An dem kleinen Strandparkplatz hängt zwar seit ein paar Jahren ein "Camper verboten" Schild, weil sich hier eine kleine Pizzeria niedergelassen hat und es nachvollziehbar ist, dass der Betreiber natürlich eine Wagenburg vor seiner Tür nicht so klasse findet. 

Jetzt um diese Jahreszeit hat das Lokal jedoch noch geschlossen und wir können bleiben, wie schön.

Der feine Sandstrand ist auch noch nicht aufgeräumt und bedeckt vom im Winter angespülten Treibgut und Unrat. Das sieht nicht schön aus, stört uns aber nicht weiter - Hauptsache die Sonne lacht, auch wenn der Wind noch durchaus frisch ist.







Montag, 13. Februar 2017

Ausflug nach Siracusa

Natürlich kann es nicht sein, dass wir Siracusa links liegen lassen und ohne auf dem Fischmarkt gewesen zu sein, weiterziehen. Mit Birgits WoMo machen sich die drei Mädels mit Willi auf den Weg, während Gunther mit den Fellnasen  auf den Rest unseres Fuhrparks aufpasst.

Siracusa im Februar ist ... irgendwie anders. Es brodelt längst nicht so wie in den Sommermonaten, keine Segler liegen in der Bucht vor Anker, keine Kreuzfahrtschiffe auf Reede. Dem entsprechend wenig Menschen sind unterwegs, und dem entsprechenden wenig Geschäfte haben in Ortigia geöffnet - okay, das kann auch an der mittäglichen Uhrzeit liegen. 

Dem Betrachter fehlt heute aber irgendwie "die Farbe im Bild" ... Der Domplatz ist nahezu verwaist, niemand bevölkert die zahlreichen Cafés, kein Musiker spielt sizilianische Folklore, es ist ungewöhnlich leise in Ortigia. Ein bißchen erschrocken sind wir über die Tatsache, dass der Dom nur noch gegen Eintrittsgeld zu besichtigen ist. 

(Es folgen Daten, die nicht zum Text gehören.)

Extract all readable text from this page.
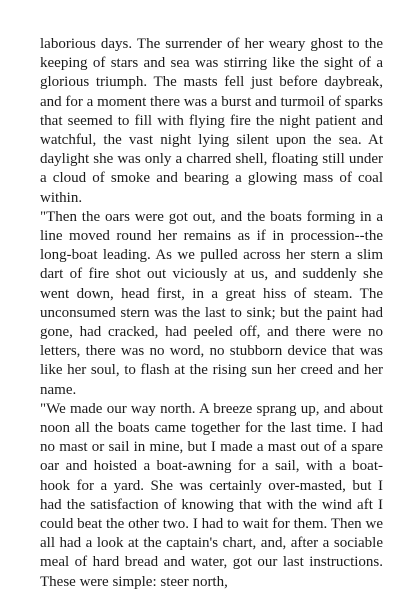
laborious days. The surrender of her weary ghost to the keeping of stars and sea was stirring like the sight of a glorious triumph. The masts fell just before daybreak, and for a moment there was a burst and turmoil of sparks that seemed to fill with flying fire the night patient and watchful, the vast night lying silent upon the sea. At daylight she was only a charred shell, floating still under a cloud of smoke and bearing a glowing mass of coal within.

"Then the oars were got out, and the boats forming in a line moved round her remains as if in procession--the long-boat leading. As we pulled across her stern a slim dart of fire shot out viciously at us, and suddenly she went down, head first, in a great hiss of steam. The unconsumed stern was the last to sink; but the paint had gone, had cracked, had peeled off, and there were no letters, there was no word, no stubborn device that was like her soul, to flash at the rising sun her creed and her name.

"We made our way north. A breeze sprang up, and about noon all the boats came together for the last time. I had no mast or sail in mine, but I made a mast out of a spare oar and hoisted a boat-awning for a sail, with a boat-hook for a yard. She was certainly over-masted, but I had the satisfaction of knowing that with the wind aft I could beat the other two. I had to wait for them. Then we all had a look at the captain's chart, and, after a sociable meal of hard bread and water, got our last instructions. These were simple: steer north,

Wir begügen uns mit einem Rundgang durch die Altstadt unter wenigstens lachender Sonne und freuen uns über unsere Ausbeute vom Markt: Garnelen als Vorspeise und ein Gelbflossenthun als Hauptgericht sowie jede Menge Obst und Gemüse! Das wird lecker!

Zurück am WoMo machen wir allerdings erst einmal große Augen! Da klemmt ein unschöner Zettel unter dem Scheibenwischer - Format A4 und ganz viel Text drauf. Wir können verstehen, dass wir unauthorisiert geparkt haben (obwohl Willi und ich seit mindestens 10 Jahren immer (!) hier parkten), wie viel wir wohin und an wen bezahlen sollen, geht aus der langen Litanei nicht hervor. Das austellende Amt hat für heute natürlich bereits geschlossen ... 

Also kehren wir mit diesem ungewollten Souvenir erst einmal nach Lido di Noto zurück.


Während uns Einheimische und Sizilienkenner im Netz überwiegend den Tipp geben, die Angelegenheit zu ignorieren, fahren Birgit und Willi getreu der deutschen Ordentlichkeit anderntags doch noch einmal nach Siracusa. Heute können sie in der Capitaneria vorstellig werden. 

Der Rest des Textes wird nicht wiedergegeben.